I can say it bluntly now, in one way or another, Palestinians, in general, were able to forgive and move forward in regard to past issues. Their problem is that the aggression continues to happen and their past pain continues to follow them into their present lives. For us as Christians, forgiveness is not an option, but it’s mandatory; the scripture is filled with words of encouragement on why forgiveness is important. Beginning from the Lord’s prayer that our Lord Jesus taught us, to be an example of our prayers always, to the teaching of the Holy Spirit through the apostles, we know that forgiveness has the power to free us to live a life of love, service and growth in the Christian faith. Scripture teaches us “Love prospers when a fault is forgiven, but dwelling on it separates close friends.” (Proverbs 17:9).
The unique thing about forgiveness in Christianity is that the strength to forgive doesn’t come from our strength or wisdom, but rather from the power of God and His initial forgiveness of our lives for our transgressions. “The Lord our God is merciful and forgiving, even though we have rebelled against him.” (Daniel 9:9). Also, Colossians 1:13-14 teaches us that: “He has delivered us from the power of darkness and conveyed us into the kingdom of the Son of His love, in whom we have redemption through His blood, the forgiveness of sins”. These are only a couple of numerous scriptures that are filled with promises about the strength that God gives us to forgive. You see, forgiveness works on many levels, between friends, family, community, church group, or beyond on a neighborhood, village, city, or country level. Sometimes, you can forgive without the person you have forgiven his/ her transgression confessed or changed, and sometimes when they do so. The most important thing is that the first impact of forgiveness falls on us as forgivers, where we grow in God’s knowledge, proper in our spiritual life and strengthened by God to endure temptations and trials.

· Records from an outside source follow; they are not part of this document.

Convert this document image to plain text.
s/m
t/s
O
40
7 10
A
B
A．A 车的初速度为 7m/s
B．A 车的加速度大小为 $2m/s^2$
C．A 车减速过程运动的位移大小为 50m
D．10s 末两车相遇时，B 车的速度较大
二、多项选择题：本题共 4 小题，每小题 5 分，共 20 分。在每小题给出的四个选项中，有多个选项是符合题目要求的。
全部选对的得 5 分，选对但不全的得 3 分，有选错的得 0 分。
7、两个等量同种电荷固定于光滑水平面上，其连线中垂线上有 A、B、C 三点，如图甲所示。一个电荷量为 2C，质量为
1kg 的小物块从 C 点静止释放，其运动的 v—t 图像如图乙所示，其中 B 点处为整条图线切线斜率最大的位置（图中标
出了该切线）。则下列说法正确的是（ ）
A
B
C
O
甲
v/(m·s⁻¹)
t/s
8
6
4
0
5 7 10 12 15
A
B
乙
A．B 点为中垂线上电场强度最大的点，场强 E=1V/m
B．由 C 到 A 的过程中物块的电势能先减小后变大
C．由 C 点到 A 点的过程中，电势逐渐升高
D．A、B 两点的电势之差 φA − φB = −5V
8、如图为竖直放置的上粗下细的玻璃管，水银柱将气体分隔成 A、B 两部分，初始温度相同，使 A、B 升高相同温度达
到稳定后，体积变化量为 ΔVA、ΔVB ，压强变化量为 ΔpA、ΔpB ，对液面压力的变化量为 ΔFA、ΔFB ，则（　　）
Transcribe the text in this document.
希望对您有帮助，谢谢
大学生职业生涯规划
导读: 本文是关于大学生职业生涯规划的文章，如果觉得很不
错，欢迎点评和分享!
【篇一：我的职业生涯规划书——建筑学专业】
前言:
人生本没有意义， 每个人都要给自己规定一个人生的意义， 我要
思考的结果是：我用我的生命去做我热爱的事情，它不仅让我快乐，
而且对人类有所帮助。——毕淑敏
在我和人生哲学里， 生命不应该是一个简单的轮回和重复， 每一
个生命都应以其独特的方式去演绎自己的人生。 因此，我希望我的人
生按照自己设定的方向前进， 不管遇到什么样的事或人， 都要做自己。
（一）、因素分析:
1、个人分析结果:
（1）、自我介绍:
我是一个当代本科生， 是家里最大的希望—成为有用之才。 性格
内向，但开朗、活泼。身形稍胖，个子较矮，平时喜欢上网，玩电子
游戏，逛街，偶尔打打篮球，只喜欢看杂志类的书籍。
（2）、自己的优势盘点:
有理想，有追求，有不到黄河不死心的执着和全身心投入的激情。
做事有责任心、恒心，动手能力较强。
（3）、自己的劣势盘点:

I know this subject is not easy because to forgive, we almost need higher powers to do so, which is why I also believe God is willing to give such forgiving powers to whoever asks for that power. May the Lord teach us and strengthen us as a community here at the Bethlehem Bible College to be a community of forgiveness, and always allow us to offer the teachings of scriptures about the power of forgiveness to all of our students here in Palestine and beyond.